Kashmiri Shia Muslims in Srinagar shout slogans on Sunday as they are detained by Indian police, during restrictions following the scrapping of the special constitutional status for Kashmir by the Indian government. (Danish Ismail/Reuters)

Pakistani Foreign Minister Shah Mehmood Qureshi told the top United Nations human rights forum on Tuesday that India's "illegal military occupation" of the Muslim-majority territory of Kashmir raises the spectre of "genocide."

India revoked the autonomy of the disputed Himalayan region, home to eight million people and a flashpoint for the nuclear-armed neighbours, on Aug. 5.

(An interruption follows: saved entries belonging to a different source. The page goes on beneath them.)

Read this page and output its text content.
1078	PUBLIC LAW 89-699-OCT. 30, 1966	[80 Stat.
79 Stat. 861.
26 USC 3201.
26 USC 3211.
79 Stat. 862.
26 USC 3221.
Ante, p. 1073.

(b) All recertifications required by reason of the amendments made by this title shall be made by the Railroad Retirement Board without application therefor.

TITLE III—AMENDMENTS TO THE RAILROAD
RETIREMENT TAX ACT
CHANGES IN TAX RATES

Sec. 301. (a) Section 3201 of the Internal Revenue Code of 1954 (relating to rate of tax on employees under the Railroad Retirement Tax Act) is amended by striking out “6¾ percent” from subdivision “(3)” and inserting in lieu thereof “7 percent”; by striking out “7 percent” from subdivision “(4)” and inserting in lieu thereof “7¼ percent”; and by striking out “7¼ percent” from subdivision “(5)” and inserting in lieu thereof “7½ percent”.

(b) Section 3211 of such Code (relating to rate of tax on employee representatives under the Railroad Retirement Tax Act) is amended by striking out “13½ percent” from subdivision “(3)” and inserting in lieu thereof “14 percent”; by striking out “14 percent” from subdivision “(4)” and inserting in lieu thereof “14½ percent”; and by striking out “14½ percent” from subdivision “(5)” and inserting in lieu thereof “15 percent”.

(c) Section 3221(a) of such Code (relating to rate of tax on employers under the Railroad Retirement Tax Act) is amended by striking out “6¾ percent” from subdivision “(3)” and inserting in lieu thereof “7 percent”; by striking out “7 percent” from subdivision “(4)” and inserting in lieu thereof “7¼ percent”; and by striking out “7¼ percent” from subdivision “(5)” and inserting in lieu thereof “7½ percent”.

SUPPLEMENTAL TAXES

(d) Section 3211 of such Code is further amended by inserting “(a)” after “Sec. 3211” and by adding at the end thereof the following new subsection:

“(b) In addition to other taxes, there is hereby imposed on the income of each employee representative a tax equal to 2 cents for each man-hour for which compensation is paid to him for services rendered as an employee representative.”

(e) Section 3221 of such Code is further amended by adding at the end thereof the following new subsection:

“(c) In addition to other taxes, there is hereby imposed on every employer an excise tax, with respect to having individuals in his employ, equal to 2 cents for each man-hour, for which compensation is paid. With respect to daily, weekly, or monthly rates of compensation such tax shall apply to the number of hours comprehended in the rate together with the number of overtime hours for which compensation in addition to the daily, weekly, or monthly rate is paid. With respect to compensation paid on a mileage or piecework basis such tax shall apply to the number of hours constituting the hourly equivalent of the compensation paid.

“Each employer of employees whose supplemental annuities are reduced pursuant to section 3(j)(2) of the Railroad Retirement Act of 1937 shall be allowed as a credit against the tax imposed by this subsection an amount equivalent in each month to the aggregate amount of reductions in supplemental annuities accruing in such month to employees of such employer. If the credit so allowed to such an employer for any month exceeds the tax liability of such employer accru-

"The forlorn, traumatized towns, mountains, plains and valleys of Indian-occupied Jammu and Kashmir reverberate today, with the grim reminders of Rwanda, Srebrenica, the Rohingya, and the pogrom of Gujarat," Qureshi told the UN Human Rights Council.

"The Kashmiri people in the occupied territory — as a national, ethnic, racial and religious group of people — face grave threats to their lives, way of living and livelihoods from a murderous, misogynistic and xenophobic regime," he said.

There was no immediate comment from India in the council.

India and Pakistan both rule parts of Kashmir while claiming it in full. They have fought two wars over the region and their forces regularly trade fire across a 740-kilometre Line of Control, which is the de facto border.

Pakistan's Foreign Minister Shah Mehmood Qureshi made his statements on the situation in India-administered Kashmir during the 42nd session of the Human Rights Council at the European headquarters of the United Nations in Geneva on Tuesday. (Salvatore Di Nolfi/Keystone via AP)

India flooded the Kashmir valley with troops, restricted movements and cut off communication as Prime Minister Narendra Modi withdrew special rights for the region on Aug. 5. Mobile and internet connections have been cut off ever since.

Qureshi, speaking to reporters in Geneva, said: "I do not see in the present environment any possibility of a bilateral engagement with India."

He urged UN secretary general Antonio Guterres and the Security Council to help defuse tensions.

"Today eight million people are in prison, deprived of every political and civil liberty. The world cannot remain silent and the world should not remain silent. And if they do, they will be part of this criminal negligence," he said.

India has battled separatist militants in its part of Kashmir since the late 1980s, accusing Muslim Pakistan of supporting them. Pakistan denies that, saying it only offers political support to the people of Kashmir.